Is it possible that the inclusion functor does not preserve limits? Let $\mathcal{B}$ be a full subcategory of a category $\mathcal{C}$. Is it possible that the inclusion functor does not preserve the pullbacks (or any limits) that exist in $\mathcal{B}$? I read this somewhere and looks to me like a typo. Is it not? The hom sets are the same, how is such a thing possible, if this is true?
 A: Another example, concrete in a different, informal sense than Hagen von Eitzen's example: Let $\mathcal B$ be the partially ordered set, viewed as a category in the usual way, consisting of three elements, say 0,1,and 2, with $0\leq1$ and $0\leq 2$ while 1 and 2 are incomparable.  Let $\mathcal C$ be the partially ordered set obtained by adjoining to $\mathcal B$ one more element, say 4, with the ordering relations $0\leq 4$, $4\leq1$, and $4\leq 2$.  Then the product (which in partially ordered sets coincides with the greatest lower bound) of 1 and 2 is 0 in $\mathcal B$ but is 4 in $\mathcal C$.  If you want an example using pullbacks rather than products, adjoin a top element 5 to both $\mathcal B$ and $\mathcal C$.

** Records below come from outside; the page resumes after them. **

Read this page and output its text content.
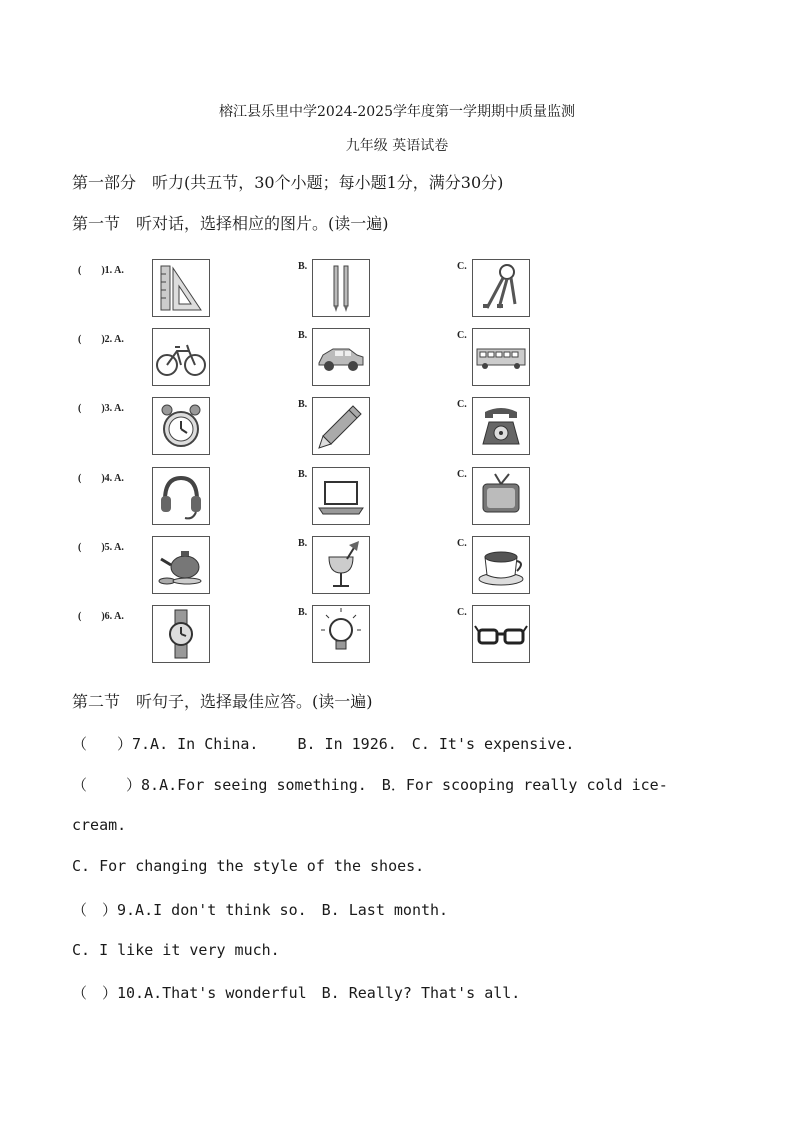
榕江县乐里中学2024-2025学年度第一学期期中质量监测
九年级 英语试卷
第一部分　听力(共五节，30个小题；每小题1分，满分30分)
第一节　听对话，选择相应的图片。(读一遍)
(　　)1. A.	B.	C.
(　　)2. A.	B.	C.
(　　)3. A.	B.	C.
(　　)4. A.	B.	C.
(　　)5. A.	B.	C.
(　　)6. A.	B.	C.
第二节　听句子，选择最佳应答。(读一遍)
（　　）7.A. In China.　　 B. In 1926.　C. It's expensive.
（　　 ）8.A.For seeing something.　B．For scooping really cold ice-
cream.
C. For changing the style of the shoes.
（　）9.A.I don't think so.　B. Last month.
C. I like it very much.
（　）10.A.That's wonderful　B. Really? That's all.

An even simpler example uses the product of an empty family, i.e., a terminal object. Let $\mathcal B$ be the category consisting of just one object and its identity morphism.  Obtain $\mathcal C$ by adjoining a second object and its identity morphism.  Then the object in $\mathcal B$ is terminal there, but $\mathcal C$ has no terminal object.  If you modify $\mathcal C$ by adding a morphism from the object of $\mathcal B$ to the new object, then $\mathcal C$ has a terminal object, but it's not the one from $\mathcal B$.
A: As a concrete example, you may know that the coproduct of groups is the free product and the coproduct of abelian groups is just the direct sum. The free product is never abelian (unless one factor is trivial), hence the inclusion from Ab to Grp certainly fails to preserve coproducts.